In this complex there are some other rectangular temples with very good quality walls. Their specific duties are unknown; but, today tradition is trying to impose names for them, of course, without any documented support. A small room placed by the middle of this sector breaks the architectonic balance of the spot; it was made with "pirka" type walls that served perhaps as an inclosure for the "tarpuntay" or priest in charge of service in these temples. Besides, in this area there are some very well carved channels and remains of fountains that because of their quality and location must have had strictly religious duties as water was a special deity among Andean people who always had channels, fountains and reservoirs for its cult. About 20 mts. (65 ft.) in front of the complex's main gate is a very special fountain of which the bottom is below the floor level and served as a water receptacle. On both sides of its spillway there are two carvings that look like handles; because of its layout it perhaps served as a bathtub to take "ceremonial baths" as a way of purifying the body. From this zone there is a partial view of the original channeling of the Urubamba River that flows in a straight line about 3.3 Kms. (2 miles). It is known that in Inkan times this river was completely channeled from P'isaq and as far as Ollantaytambo. The aim of the channel was to gain farmlands and protect them, covering a length of about 90 Kms. (56 miles) in the valley; today, in many sectors it is still possible to observe remains of the channel's lateral walls.
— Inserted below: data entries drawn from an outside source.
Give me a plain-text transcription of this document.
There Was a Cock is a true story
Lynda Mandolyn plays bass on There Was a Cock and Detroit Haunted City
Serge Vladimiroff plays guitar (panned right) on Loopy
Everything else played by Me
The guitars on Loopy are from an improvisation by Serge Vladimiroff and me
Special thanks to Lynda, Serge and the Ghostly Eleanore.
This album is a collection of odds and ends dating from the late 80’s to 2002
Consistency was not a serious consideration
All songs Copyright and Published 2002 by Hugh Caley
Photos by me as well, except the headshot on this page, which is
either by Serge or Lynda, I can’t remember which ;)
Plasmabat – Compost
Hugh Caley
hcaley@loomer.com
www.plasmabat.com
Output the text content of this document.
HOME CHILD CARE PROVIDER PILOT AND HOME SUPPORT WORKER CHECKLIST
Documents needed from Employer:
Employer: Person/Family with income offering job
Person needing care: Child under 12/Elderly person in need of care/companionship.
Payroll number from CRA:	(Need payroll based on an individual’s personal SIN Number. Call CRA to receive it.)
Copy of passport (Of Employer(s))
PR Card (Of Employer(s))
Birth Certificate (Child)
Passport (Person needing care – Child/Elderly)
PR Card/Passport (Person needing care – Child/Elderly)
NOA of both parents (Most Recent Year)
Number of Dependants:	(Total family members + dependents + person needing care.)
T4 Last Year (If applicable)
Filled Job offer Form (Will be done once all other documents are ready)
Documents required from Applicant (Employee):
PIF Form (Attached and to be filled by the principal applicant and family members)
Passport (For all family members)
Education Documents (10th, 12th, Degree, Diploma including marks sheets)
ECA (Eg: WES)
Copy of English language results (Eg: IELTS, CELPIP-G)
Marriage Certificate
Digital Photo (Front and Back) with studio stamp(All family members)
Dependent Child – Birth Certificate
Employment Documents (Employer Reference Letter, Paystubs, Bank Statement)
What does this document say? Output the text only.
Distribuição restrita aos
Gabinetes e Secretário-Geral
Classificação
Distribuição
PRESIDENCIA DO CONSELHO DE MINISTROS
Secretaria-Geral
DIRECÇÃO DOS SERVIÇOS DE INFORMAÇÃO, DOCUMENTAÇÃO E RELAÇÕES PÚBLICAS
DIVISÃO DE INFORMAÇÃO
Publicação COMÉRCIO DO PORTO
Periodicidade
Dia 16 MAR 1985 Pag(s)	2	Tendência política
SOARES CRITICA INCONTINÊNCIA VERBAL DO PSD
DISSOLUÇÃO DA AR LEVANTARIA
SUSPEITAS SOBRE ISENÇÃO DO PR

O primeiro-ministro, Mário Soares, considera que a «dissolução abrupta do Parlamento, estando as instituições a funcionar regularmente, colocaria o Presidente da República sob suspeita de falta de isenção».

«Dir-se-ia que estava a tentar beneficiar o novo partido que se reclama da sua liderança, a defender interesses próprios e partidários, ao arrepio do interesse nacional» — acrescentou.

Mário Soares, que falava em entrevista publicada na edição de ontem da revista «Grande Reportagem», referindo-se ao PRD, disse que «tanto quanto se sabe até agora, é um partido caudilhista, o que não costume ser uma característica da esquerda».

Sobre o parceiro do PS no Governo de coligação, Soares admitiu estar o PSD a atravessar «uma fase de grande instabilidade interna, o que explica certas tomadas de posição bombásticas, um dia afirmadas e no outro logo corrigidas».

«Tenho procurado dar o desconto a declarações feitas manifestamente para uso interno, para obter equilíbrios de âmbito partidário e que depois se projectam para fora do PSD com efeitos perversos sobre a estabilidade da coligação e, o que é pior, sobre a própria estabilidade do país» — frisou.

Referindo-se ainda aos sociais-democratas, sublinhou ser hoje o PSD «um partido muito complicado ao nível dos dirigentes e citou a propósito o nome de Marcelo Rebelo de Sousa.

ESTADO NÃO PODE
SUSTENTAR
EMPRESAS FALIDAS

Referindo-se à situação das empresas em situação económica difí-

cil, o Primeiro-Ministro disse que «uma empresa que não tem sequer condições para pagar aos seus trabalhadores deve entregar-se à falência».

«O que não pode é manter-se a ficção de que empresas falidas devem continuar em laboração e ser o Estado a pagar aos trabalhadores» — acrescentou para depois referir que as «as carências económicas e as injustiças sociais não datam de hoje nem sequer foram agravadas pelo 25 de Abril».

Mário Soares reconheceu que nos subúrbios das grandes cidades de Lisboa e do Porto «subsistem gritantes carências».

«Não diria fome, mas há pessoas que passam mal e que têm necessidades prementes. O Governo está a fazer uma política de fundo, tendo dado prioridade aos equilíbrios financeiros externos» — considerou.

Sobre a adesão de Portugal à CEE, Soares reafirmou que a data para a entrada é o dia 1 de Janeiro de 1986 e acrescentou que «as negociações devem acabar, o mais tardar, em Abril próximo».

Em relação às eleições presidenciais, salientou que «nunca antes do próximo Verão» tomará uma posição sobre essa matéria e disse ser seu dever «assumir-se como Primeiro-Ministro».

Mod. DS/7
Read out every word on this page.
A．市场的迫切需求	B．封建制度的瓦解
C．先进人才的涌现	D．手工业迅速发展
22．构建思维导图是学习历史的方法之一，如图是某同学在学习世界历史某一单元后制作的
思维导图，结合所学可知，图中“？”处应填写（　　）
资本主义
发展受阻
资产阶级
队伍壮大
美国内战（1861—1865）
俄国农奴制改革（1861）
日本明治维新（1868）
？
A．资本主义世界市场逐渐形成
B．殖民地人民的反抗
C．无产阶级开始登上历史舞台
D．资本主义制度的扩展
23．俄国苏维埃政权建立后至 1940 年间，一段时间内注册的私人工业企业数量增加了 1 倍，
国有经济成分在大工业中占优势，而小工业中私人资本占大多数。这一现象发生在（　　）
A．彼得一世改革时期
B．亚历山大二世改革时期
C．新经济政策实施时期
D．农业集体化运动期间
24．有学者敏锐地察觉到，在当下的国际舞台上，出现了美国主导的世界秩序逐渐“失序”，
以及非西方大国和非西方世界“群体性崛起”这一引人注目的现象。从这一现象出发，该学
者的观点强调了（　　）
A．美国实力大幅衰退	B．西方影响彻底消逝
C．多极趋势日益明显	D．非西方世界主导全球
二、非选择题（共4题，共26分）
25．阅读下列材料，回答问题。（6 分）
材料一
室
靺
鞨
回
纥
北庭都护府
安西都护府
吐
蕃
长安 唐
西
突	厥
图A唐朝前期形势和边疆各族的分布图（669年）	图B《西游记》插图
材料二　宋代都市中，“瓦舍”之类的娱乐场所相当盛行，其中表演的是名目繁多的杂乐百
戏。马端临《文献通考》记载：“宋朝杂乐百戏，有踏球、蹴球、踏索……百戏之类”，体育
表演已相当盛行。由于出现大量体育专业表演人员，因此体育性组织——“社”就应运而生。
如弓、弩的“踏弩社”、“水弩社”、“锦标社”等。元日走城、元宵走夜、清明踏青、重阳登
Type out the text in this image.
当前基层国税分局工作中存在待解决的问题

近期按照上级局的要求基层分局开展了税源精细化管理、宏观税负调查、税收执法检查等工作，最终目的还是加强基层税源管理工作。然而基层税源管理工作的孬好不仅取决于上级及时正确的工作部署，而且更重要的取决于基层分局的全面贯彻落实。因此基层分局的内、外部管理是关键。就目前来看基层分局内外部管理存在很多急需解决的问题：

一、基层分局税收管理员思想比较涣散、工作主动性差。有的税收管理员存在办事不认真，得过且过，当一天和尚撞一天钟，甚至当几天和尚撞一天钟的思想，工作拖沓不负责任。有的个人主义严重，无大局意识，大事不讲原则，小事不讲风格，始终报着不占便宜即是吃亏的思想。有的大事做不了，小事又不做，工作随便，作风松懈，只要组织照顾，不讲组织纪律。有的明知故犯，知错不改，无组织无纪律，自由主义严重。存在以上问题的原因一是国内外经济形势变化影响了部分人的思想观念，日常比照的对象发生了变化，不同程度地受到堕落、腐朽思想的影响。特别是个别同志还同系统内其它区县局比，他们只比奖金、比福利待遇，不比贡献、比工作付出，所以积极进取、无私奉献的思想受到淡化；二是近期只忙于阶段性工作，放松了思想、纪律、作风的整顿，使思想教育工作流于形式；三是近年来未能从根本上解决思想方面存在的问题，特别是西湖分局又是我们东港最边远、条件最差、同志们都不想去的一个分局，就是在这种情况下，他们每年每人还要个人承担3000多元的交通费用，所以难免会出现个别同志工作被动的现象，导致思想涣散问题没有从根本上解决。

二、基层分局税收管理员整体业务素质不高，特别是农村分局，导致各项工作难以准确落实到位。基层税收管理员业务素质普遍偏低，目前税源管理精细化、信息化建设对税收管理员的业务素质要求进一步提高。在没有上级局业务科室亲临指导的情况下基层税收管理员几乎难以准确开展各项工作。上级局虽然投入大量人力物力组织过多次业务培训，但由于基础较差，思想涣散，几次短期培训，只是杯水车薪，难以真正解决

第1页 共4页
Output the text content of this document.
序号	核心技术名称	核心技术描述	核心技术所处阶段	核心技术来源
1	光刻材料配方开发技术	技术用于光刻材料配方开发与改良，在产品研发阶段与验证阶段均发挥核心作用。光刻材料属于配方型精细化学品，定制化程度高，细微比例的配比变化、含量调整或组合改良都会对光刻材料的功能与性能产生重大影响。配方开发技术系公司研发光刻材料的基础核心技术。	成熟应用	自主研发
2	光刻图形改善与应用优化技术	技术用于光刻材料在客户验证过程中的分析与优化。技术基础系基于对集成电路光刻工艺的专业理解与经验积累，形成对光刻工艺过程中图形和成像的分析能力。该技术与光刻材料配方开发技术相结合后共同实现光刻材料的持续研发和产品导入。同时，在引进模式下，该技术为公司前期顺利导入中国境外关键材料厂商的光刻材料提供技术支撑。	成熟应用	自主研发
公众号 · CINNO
Going down by the stairway towards the southeast of the "Intiwatana" sector is the P'isaqa district that has a somewhat semicircular shape following the mountain's silhouette. It has a few walls with carved stones, some of the "pirka" type, and some others simply made with sun dried mud bricks. Over here there are some very well distributed "kanchas" (apartments). From the southern end of this sector, it is possible to see on the mountain abrupt surface some circular "pukaras" (defensive towers) and the adobe "qolqas" (storehouses) of sustenance goods. All over the complex there are farming terraces built even as far as the edge of precipices that still keep their straight sometimes vertical aqueducts (water does not flow any more) and their projecting ladders made with stones that are fit into the retaining walls allowing one to pass from one terrace to the other. From this sector, there is a trail toward the South in order to go down as far as the P'isaq colonial town; it offers a very interesting panorama. Otherwise, it will be necessary to take the northern trail to get the parking lot.